Sen. John Kerry (D-MA) and Sen. Olympia Snowe (R-ME) introduced the Reforming Airwaves by Developing Incentives and Opportunistic Sharing (RADIOS) Act, an update to similar legislation introduced by Kerry and Snowe during the last Congress.
The act aims to support the President’s plan to increase the amount of spectrum available for mobile broadband and expand 4G high-speed wireless access to 98 percent of Americans.
“Freeing our nation’s airwaves to run at full capacity will help unleash innovation and maintain America’s leadership in communications technology,” said Sen. Kerry, “We know that our nation’s airwaves are a finite resource, and it’s more important than ever to use them as efficiently as possible.”
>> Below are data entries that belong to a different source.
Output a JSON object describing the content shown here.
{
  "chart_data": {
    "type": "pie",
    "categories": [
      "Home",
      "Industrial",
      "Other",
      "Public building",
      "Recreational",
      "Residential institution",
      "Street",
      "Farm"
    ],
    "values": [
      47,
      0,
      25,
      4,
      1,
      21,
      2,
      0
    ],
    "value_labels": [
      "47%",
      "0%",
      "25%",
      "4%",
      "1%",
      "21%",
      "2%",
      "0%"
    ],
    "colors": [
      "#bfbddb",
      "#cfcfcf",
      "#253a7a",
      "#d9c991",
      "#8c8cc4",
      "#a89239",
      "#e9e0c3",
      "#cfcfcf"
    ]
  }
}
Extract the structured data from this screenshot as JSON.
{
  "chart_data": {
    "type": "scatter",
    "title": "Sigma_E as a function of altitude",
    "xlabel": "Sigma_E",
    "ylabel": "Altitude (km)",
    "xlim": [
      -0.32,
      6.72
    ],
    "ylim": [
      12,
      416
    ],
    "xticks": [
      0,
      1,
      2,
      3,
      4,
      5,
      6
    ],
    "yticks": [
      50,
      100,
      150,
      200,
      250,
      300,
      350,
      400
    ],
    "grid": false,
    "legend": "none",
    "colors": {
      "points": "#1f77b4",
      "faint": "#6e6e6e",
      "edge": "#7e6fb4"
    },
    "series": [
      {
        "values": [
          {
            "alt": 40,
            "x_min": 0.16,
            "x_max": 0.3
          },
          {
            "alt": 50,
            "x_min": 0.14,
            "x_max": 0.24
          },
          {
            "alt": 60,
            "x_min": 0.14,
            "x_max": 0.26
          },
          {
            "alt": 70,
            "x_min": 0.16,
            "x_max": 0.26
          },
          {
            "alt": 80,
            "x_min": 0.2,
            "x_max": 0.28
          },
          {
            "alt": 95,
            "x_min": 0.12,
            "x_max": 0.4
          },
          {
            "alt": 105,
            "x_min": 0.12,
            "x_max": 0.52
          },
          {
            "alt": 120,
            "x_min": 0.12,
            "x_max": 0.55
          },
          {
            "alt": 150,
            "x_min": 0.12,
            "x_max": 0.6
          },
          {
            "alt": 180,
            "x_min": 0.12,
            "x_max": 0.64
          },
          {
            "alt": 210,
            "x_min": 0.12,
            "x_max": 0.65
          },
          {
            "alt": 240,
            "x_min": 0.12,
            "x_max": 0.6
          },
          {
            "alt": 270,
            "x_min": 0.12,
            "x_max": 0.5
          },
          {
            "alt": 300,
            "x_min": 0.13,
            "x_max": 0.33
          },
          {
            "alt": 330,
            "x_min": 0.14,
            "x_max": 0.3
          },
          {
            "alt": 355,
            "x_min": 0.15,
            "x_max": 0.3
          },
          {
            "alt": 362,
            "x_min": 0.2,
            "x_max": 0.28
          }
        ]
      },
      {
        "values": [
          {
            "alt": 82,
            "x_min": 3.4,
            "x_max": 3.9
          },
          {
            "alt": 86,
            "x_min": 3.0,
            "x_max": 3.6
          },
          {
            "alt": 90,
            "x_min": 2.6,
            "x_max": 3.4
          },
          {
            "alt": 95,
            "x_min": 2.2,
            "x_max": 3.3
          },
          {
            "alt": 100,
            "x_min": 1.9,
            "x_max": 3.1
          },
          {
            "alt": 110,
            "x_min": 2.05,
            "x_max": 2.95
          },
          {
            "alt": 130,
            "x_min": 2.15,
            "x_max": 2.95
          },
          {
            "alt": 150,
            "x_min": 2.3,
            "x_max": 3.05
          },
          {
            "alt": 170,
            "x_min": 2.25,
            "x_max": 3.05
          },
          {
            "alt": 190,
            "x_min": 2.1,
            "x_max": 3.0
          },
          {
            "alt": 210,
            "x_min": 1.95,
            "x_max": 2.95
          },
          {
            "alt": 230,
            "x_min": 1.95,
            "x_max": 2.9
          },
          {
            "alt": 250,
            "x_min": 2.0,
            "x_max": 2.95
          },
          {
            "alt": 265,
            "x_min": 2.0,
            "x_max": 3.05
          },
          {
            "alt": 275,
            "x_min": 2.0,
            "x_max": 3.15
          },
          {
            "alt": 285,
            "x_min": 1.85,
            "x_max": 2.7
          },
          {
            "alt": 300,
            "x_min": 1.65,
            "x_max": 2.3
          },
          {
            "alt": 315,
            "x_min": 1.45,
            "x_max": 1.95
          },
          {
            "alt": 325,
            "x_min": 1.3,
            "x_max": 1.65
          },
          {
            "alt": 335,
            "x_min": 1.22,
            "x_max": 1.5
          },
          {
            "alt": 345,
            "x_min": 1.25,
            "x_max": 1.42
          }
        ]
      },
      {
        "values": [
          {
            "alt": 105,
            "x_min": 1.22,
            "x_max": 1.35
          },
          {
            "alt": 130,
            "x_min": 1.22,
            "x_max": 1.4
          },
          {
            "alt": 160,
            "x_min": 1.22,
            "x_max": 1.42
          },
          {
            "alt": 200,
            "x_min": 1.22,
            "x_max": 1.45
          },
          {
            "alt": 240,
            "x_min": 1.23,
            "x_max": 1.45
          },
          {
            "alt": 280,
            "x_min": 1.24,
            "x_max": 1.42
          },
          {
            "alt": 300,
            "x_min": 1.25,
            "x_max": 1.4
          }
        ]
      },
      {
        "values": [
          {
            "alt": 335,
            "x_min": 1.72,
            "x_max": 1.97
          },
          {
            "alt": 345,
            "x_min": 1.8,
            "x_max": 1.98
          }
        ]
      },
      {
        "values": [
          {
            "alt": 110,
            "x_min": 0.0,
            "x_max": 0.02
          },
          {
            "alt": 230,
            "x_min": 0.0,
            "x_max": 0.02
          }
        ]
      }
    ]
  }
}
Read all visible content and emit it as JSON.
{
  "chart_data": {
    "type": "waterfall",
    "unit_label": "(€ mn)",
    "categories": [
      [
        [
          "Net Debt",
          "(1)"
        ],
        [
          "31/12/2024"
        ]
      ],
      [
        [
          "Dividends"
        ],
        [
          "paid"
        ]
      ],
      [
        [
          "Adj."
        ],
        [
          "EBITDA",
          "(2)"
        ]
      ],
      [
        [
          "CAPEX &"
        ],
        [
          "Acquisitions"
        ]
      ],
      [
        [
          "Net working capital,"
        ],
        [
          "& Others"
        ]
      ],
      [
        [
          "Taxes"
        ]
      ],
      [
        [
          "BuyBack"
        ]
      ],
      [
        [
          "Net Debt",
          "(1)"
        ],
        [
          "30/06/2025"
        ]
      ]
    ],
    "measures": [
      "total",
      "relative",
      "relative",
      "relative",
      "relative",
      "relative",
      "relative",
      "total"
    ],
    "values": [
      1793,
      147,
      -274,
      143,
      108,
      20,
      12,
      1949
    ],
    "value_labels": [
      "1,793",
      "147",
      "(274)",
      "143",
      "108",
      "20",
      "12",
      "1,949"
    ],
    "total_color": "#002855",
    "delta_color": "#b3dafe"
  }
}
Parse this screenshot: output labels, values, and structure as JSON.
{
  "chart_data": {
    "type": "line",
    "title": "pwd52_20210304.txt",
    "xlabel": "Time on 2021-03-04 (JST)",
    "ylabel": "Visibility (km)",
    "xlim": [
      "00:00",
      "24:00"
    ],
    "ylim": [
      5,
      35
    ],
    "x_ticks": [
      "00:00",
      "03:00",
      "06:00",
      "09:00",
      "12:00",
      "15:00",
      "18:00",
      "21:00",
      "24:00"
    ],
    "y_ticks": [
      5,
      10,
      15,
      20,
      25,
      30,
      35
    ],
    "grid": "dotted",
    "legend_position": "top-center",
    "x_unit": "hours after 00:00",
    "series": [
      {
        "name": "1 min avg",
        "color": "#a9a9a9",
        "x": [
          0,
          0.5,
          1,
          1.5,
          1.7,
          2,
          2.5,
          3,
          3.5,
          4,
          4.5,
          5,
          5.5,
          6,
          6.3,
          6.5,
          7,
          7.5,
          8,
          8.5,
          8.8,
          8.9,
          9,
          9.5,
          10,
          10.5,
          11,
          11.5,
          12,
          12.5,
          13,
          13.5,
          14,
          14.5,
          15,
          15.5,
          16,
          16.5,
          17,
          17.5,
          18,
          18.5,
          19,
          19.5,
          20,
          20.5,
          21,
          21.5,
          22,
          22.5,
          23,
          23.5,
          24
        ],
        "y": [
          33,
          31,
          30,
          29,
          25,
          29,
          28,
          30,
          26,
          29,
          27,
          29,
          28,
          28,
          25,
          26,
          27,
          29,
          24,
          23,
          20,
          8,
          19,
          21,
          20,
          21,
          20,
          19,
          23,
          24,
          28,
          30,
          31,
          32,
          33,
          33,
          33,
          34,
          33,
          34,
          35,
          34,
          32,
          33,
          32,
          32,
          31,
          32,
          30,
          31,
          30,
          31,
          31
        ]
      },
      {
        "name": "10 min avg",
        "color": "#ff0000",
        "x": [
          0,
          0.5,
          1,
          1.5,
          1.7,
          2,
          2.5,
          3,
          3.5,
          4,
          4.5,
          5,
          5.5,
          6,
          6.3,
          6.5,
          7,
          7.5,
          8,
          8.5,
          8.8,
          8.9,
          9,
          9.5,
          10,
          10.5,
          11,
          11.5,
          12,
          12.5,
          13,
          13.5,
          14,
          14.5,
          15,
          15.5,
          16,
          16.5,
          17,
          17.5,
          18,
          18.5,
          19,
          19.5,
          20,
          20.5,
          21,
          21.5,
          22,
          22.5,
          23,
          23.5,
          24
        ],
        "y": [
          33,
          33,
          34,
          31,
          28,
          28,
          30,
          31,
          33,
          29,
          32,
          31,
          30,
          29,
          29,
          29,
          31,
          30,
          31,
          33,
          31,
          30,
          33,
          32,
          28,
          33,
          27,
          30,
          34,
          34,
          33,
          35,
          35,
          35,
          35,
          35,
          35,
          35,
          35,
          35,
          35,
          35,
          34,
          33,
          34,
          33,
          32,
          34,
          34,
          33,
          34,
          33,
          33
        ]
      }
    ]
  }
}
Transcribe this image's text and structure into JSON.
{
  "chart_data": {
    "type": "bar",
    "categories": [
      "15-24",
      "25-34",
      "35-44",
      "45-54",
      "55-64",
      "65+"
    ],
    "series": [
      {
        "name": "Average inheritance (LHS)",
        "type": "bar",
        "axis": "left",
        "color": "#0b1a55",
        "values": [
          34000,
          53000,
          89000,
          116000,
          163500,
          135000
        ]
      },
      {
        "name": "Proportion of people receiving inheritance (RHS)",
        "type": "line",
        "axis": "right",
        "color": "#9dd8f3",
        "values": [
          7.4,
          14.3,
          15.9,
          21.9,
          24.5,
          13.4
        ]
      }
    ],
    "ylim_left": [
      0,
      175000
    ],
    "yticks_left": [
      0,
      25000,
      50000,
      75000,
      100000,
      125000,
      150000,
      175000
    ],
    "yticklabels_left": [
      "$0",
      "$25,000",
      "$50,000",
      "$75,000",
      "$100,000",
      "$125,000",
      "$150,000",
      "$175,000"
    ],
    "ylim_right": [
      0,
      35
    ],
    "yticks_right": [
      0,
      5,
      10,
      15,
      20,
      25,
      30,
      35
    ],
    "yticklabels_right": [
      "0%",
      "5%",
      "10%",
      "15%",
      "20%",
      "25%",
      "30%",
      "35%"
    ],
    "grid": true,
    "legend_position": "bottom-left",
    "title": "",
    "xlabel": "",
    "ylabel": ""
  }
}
The Act would require that the Federal Communications Commission (FCC), in conjunction with the National Telecommunications and Information Administration (NTIA) and the White House’s Office of Science and Technology Policy (OSTP), would conduct a spectrum inventory and present an annual report to Congress. That inventory would allow policy makers and businesses to identify users who are not utilizing their spectrum holdings to its fullest potential.
Currently the FCC maintains a spectrum dashboard website however, the Senators would like the Commission to expand the information provided by the dashboard and update the inventory annually.
Citing an impending "spectrum crunch" due to an exponential increase in mobile broadband use, last year's National Broadband Plan set forth a goal of freeing up 500 megahertz of spectrum over 10 years for use by mobile devices such as smartphones and tablet computers. The FCC has proposed several ways to 500 MHz goal, including voluntary incentive auctions, wherein current licensees would receive compensation to give up spectrum they do not use, and the already-completed digital TV transition.
To further the efficient use of spectrum, the RADIOS Act would establish spectrum sharing and reuse pilot programs administered by the NTIA and FCC. Those programs would become test beds where sharing technologies could be tested and improved upon. By developing sharing technologies, devices would be able to function on different bands of spectrum, based on geographic location and their access to available spectrum. The National Science Foundation would also set up spectrum research and experimental research facilities.
Federal use of spectrum would also be evaluated and be subject to revocation or move based on a cost benefit analysis that the Office of Management and Budget will conduct with assistance from the FCC and NTIA.
“Unfortunately, the government’s current spectrum management framework is inefficient and has not kept up with technological advancements to ensure providers have the necessary wireless capacity to meet growing demand for this finite resource.” Sen. Snowe said, “Our nation’s competitiveness, economic growth, and national security dictate that we address current policy shortcomings, and enactment of this vital legislation will help avert the looming spectrum crisis that could create a major barrier to national growth and innovation at this critical juncture in our economic recovery.”
In an effort to expand mobile broadband access, the bill would require the General Services Administration to install free public Wi-Fi hotspots on all new federal buildings. All current federal buildings would need to be retrofitted by Dec 2013. The Federal Buildings Fund would pay for these hotspots.